Конечно, дело не в скорости. Достоевский говорил: "Все великое делается экспромтом". У них, у гениев, наверно так и есть. Пушкин "Графа Нулина" написал за одну ночь. И Гершвин "Голубую рапсодию" сочинял не дольше. Лавренев за тридцать часов написал "Сорок первый". Чехов говорил, что каждый рассказ пишет не больше одного дня. С другой стороны, Иванов двадцать лет писал "Явление Христа народу", и Толстой двенадцать раз переписывал "Войну и мир" - какой уж тут экспромт! Ну, то есть, у каждого своя творческая скорость, свои затраты.

Долгое время я думал: если Яхнин сбавит обороты, умерит страсть к деньгам, из-под его пера потекут отличные вещи, и свои, нестандартные, с интересной фактурой, но недавно понял - не потекут. Он, дуралей, давно встал на путь заколачивания денег; он как заяц, который бежит меж лучей от фар и не может прыгнуть в сторону; хотя наверняка уже накопил чемодан деньжат… Однажды этот финансовый бог вполне серьезно выдал лозунг:

- Чем больше денег, тем дольше живешь.

Очевидно имел в виду калорийное питание, здоровый отдых и прочее. Такая самоцель. Он, грамотей, не понимает, что "деньги - это дорога в ад", как сказал вождь полинезийцев. Повторяю, удел Яхнина быть мастеровитым обработчиком чужих материалов, так уж он скроен. Это не так уж и плохо, если вдуматься, даже почетно - вон японцы, берут у наших умельцев самоделки и делают из них шедевры, а то и американские разработки доводят до совершенства, да еще делают их компактней, ведь они, как никто, ценят пространство.

Некоторые писания Яхнина - образец откровенной халтуры (не грубой графомании, а подделки первого сорта). Собственно, Яхнин и сам как-то признался, что на работу в "Армаде" смотрит, как на поденщину:

- Мне звонит редакторша: "Вы там имена перепутали. Вначале одно имя, потом другое". А я ей: "Ну исправьте", хе-хе… У них лежит штук пять моих переводных книжек. И детских, и по философии. Главный редактор говорит: "Больше не приносите". А я думаю, надо сделать задел, пока они не рухнули.
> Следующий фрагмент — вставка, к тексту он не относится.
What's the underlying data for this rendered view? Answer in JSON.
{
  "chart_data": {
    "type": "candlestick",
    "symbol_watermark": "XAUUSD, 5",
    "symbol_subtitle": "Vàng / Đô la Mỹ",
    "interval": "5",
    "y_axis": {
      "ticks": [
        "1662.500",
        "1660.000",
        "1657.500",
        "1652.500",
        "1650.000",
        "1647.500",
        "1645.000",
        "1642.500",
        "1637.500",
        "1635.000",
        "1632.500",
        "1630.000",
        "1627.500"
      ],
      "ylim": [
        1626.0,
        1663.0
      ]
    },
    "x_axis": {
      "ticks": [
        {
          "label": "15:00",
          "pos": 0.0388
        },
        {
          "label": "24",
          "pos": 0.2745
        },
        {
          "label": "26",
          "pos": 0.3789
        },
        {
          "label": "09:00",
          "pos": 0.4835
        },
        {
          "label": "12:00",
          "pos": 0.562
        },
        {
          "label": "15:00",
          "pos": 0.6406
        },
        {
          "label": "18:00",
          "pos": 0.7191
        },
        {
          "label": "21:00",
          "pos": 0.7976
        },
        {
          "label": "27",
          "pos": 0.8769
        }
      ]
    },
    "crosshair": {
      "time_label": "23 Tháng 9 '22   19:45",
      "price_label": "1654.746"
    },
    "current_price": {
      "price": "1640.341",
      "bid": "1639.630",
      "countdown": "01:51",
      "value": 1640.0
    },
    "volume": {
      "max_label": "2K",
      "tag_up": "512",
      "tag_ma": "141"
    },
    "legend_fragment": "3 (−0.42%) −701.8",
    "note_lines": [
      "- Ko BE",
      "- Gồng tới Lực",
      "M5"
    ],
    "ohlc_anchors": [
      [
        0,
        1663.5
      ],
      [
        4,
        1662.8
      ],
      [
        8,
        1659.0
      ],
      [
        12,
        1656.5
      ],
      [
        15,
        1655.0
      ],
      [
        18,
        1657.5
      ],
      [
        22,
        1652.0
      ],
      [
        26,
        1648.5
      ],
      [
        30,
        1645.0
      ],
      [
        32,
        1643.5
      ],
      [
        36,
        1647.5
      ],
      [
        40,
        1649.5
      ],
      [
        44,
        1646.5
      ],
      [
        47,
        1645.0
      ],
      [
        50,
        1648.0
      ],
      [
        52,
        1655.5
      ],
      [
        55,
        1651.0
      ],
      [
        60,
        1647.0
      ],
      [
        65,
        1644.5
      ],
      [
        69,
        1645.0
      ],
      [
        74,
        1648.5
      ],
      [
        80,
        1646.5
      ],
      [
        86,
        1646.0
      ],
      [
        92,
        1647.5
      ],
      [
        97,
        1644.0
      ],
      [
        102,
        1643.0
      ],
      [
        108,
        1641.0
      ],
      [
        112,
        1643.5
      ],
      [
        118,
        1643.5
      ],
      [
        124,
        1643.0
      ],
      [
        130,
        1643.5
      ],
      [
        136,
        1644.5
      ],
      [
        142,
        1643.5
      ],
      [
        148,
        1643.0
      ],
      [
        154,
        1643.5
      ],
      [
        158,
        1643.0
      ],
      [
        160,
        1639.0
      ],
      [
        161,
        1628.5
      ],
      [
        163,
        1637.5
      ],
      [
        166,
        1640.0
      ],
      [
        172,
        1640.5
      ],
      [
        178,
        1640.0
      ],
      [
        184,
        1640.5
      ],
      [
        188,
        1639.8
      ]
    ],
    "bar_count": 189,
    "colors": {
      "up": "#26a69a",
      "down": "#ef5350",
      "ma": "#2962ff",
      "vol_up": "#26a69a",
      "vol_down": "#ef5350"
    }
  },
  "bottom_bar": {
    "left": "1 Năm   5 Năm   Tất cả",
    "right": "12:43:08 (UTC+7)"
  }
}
Такая предусмотрительность, такие коммерческие соображения, так он подстраховывает себя, делает запасы.

Ну, а гонорары Яхнин выбивает жестко, с мощной энергией, если задерживают - багровеет:

- Свою зарплату получать не забывает?! Со мной нельзя так разговаривать! (он, самолюбивый, считает себя лучшим сказочником, живым классиком).

Яхнин находчивый, оборотистый - своего не упустит, и что плохо лежит, подберет. Как-то при нем Дмитрюк говорит мне:

- Дядь Лень, специально тебе приберег сюжетик, - и рассказывает о стороже кладбища.

Пока я раскачивался, Яхнин издал в "Детгизе" книжку, где использовал рассказ Дмитрюка.

Наша общая приятельница Элла, после того, как сделала вместе с Яхниным книгу, сказала мне:

- Я все перевела, а он даже не упомянул мою фамилию. Слов не подберу! Вот что значит еврей…

Деньги Яхнин носит в кошельке, и достает их трясущейся рукой; он не обмывает свои книги, не отмечает свои дни рождения (хотя чужие не пропускает), и даже зажал шестидесятилетний юбилей. Правда, он и не скрывает свою скупость, честно признавался мне:

- Я жадный.

Такая откровенность, конечно, похвальна, но он, старый дурень, не догадывается, какую память оставит о себе, когда окочурится, распрощается с жизнью. Это ему, умнику хренову, не приходит в голову, это для него непосильная интеллектуальная задача. Дожил до седых волос, но так ни черта и не понял, или совсем растерял остатки разума.